Under extreme difficulties, Ukrainian farmers are attempting to carry on.
The country expects, and if things don’t deteriorate further, to produce 28 million tonnes of wheat this year, down from 32 million last year.
But, pundits say in reality, only half of expected yield will be harvested.
That would be enough for domestic needs, but nothing for the Middle East and Africa, which are reliant on its exports.
There are eleven containers of grain trapped in Odessa at the time of writing, and the port is being attacked.
Farm workers are deemed so valuable to keep food supplies going, that they are spared from front line duties.
Diesel is being diverted for military use, making farm work more difficult. Herbicides, mostly from China, are in short supply, as is fertiliser, which is primarily from Russia and Belarus.
Farmers must begin to sow maize and sunflowers by April. Appeals are being made to Western countries to send diesel.
Dairy farmers in Russian occupied areas are having difficulties milking the cows and feeding the animals. No milk processing plant is working and milk is being given away free.
Nearly 50 countries depend on Ukraine and Russia for at least 30% of their wheat and of these, 26 source over 50% of their needs from these two countries.
Finland gets 80% and Pakistan 60% of their needs for them.
Wheat is a staple food for over 35% of the world’s population. Prior to the conflict, FAO expected Ukraine to export 6 million tonnes of wheat, and some 14 million tonnes of maize, making it the world’s third largest maize exporter.
The Ukraine government has banned the export of rye, barley, buckwheat, millet, sugar, salt and livestock until the end of the year.
Ukraine supplies the EU with just under 60% of its maize requirements. The FAO have put food price at 3.9% increase in February, 2022, and 24.1% higher than a year ago.
Which producer has received that much increase in what they receive for their commodity?
There are reports of Russian soldiers invading farms and carrying off pigs poultry and eggs in large numbers.
Because of the effects of the invasion on infrastructure, it is difficult to get feed to some egg production units.
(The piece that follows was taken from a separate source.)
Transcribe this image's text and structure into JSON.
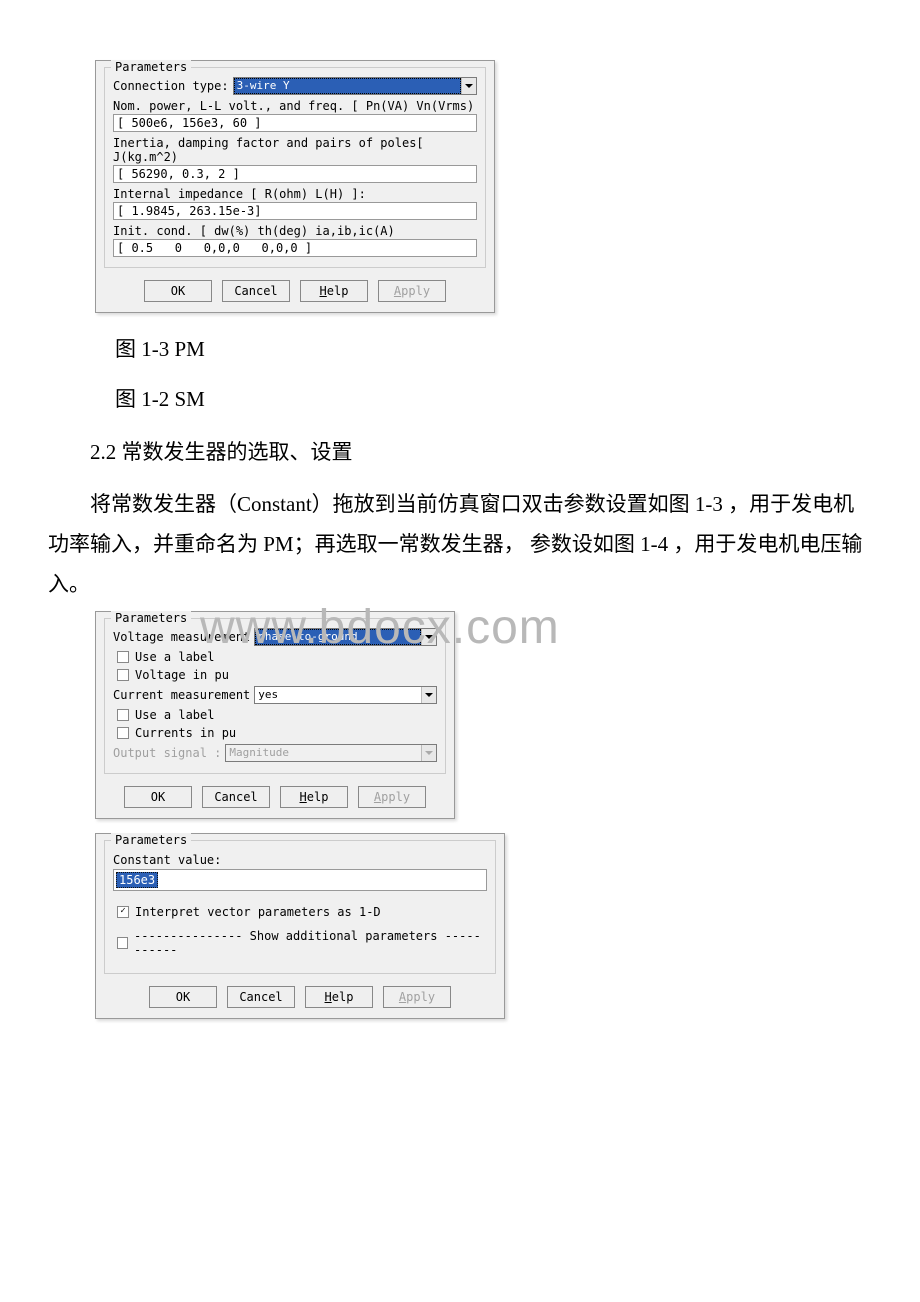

Production is rumoured to be one sixth down already, and thousands of layers are being slaughtered for lack of feed.
The Ukrainian Agriculture Minister has resigned, citing health reasons for his decision. Before he went, he indicated that only 7 million hectares of spring crops would be sown, against 15 million quoted before the invasion. 6.5 million hectares of winter wheat were sown, but only about 4 million are likely to be harvested because of war zones.
Ukraine initially planned to export 25.3 million tonnes of wheat, and 40 million tonnes of maize before the invasion. Now, only 18.3 million tonnes of grain is likely to be exported, including 200,000 tonnes between March and June.
The very latest information, put out by the new Agriculture Minister, reports that 150,000 hectares of mixed spring crops (maize, soybeans, sunflower, millet, buckwheat, oats and sugar beet) have been sown.
He expected maize and sunflower plantings to be less than usual, but oats, peas and barley to increase.
The government are considering cancelling the export limits for maize and sunflower oil, as stocks are high.
The export position for grains is deteriorating daily. Normally, 4-5 million tonnes per month would be exported, but this has fallen to a few hundred - thousand.
We have our production woes in the UK. Compared to the stresses being experienced in Ukraine, we still have much to be grateful for.